19. Bölüm

6.5K 216 9
                                    

Hava kararmaya yüz tutarken akşam haberlerinin başlaması ile ülke genelinde üç adamın vahşice öldürülmesi ve içlerinden birinin de gerçek anlamda parçalara ayrılarak şehrin belli yerlerine atılmış olduğunu dehşete düşmüş gibi, spikerden dinleyen Hülya hanım, oğlunun yaptığından habersiz, elinde ki telefonla içeri giren Cihangir'e baktı. Çok çabuk kaşları çatıldı.

"Orhan bey mi."

"Süha amca." Annesinin yanında ki yerini aldı ve fark ettiği habere dikkatini vermeyerek kumanda yardımı ile ekranı kapattı. Süha beyden iyi bir fırça yemişti ama daha Orhan bey vardı sırada.

"Onunla da hesaplaşacağım. İnsan, öğrendiği dakika söylerdi."

"Öğrendiğinde Ayça kaçırılmıştı anne. O ara nasıl söylesin adam sana."

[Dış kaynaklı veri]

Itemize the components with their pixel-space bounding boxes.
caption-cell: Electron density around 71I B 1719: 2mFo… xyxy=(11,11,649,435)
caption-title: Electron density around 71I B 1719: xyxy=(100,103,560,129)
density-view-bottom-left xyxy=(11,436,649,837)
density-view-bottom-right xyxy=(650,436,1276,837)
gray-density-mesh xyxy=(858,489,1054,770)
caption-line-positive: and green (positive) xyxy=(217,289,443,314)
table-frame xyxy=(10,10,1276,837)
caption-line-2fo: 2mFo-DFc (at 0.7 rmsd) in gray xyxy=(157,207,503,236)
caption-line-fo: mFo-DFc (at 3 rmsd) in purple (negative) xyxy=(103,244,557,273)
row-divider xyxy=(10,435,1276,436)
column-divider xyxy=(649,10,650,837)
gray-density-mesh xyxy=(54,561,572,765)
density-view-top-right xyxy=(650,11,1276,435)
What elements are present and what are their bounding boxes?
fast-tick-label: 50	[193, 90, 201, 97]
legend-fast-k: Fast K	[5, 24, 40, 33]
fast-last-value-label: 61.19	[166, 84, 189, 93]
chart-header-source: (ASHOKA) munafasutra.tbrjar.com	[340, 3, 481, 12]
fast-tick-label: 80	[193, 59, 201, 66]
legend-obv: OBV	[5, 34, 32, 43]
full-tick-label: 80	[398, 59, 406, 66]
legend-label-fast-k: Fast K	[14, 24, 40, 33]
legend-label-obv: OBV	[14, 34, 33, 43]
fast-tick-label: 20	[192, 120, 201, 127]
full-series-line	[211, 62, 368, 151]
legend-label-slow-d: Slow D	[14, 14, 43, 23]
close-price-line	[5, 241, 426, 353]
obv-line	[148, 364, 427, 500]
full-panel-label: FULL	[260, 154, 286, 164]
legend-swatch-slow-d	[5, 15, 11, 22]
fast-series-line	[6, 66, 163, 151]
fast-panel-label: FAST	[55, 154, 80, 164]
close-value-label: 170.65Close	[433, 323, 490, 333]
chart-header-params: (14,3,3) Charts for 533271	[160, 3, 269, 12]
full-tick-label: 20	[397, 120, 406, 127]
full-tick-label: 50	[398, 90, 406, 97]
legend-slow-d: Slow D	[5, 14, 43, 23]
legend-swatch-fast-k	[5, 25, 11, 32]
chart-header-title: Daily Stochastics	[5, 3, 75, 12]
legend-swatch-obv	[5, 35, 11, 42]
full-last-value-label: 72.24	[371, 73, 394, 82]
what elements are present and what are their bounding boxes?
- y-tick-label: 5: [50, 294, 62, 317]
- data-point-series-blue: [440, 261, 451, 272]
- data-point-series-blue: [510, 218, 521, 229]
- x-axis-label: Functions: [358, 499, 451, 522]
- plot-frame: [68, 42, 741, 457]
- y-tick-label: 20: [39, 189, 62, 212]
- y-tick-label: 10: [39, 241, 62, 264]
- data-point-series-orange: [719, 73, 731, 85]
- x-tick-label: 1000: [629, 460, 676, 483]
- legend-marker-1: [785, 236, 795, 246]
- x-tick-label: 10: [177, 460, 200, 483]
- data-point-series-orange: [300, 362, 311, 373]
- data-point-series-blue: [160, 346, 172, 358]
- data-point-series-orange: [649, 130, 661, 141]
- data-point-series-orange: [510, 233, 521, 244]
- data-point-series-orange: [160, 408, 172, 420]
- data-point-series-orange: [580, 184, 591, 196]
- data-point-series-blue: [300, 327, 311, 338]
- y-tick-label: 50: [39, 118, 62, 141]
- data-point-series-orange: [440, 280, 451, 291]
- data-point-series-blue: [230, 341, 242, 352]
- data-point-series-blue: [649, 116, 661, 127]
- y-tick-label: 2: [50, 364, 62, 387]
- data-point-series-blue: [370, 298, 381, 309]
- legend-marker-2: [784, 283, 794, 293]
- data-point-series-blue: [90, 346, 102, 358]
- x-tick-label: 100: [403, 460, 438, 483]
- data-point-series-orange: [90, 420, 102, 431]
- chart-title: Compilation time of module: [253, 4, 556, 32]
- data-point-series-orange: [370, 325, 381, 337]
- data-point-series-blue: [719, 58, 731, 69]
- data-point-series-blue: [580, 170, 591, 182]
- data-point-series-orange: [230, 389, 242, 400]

İki eliyle başını ovalamaya başlarken "Allah'ım... O kız bir de kaçırıldı mı" dedi.

"Evet. Dün oldu."

Artık nefesi daralıyordu. "Acaba kız senden boşansa daha mı iyi Cihangir."

"Anneee!"

Ellerini başından indirdi. "Ne! Kadın, sevdiğine seveceğine pişman olmuştur! Baksana başına gelemeyen kalmamış!" Oğlunun sinirli bakışlarını umursamazken benzer sinire sahip olan gözlerini kıstı. "O Tahir de biliyordu dimi. O gün o yüzden o çayı içemedi. En başından biliyordu dimi."

Hangi günden bahsedildiğini anlayan adam, başını olumlu anlamda salladı.

"Şahidimdi."

"Allah'ım..." Başını geriye atarken elleriyle de tekrardan ovalamaya başladı. "Ben onunla da hesaplaşmaz mıyım..."

"Onun bir suçu yok. Ya biraz sakinleş Orhan amca gelecek şimdi."

Ani bir hareketle ellerini çekip başını düzeltti.

"Adamın yüzüne karşı ben senin kızını kullanmak istedim ama kızın kabul etmeyerek evlilik istedi, imzalardan sonra da benim hevesim kaçtı mı diyeceksin!"

Annesinin tekrardan öfkelenmeye başladığını görerek sesli ve yorgun bir nefes aldı.

"Hayır tabi ki de. Ben onları, sen bil de ona göre karımı yargılama diye anlattım."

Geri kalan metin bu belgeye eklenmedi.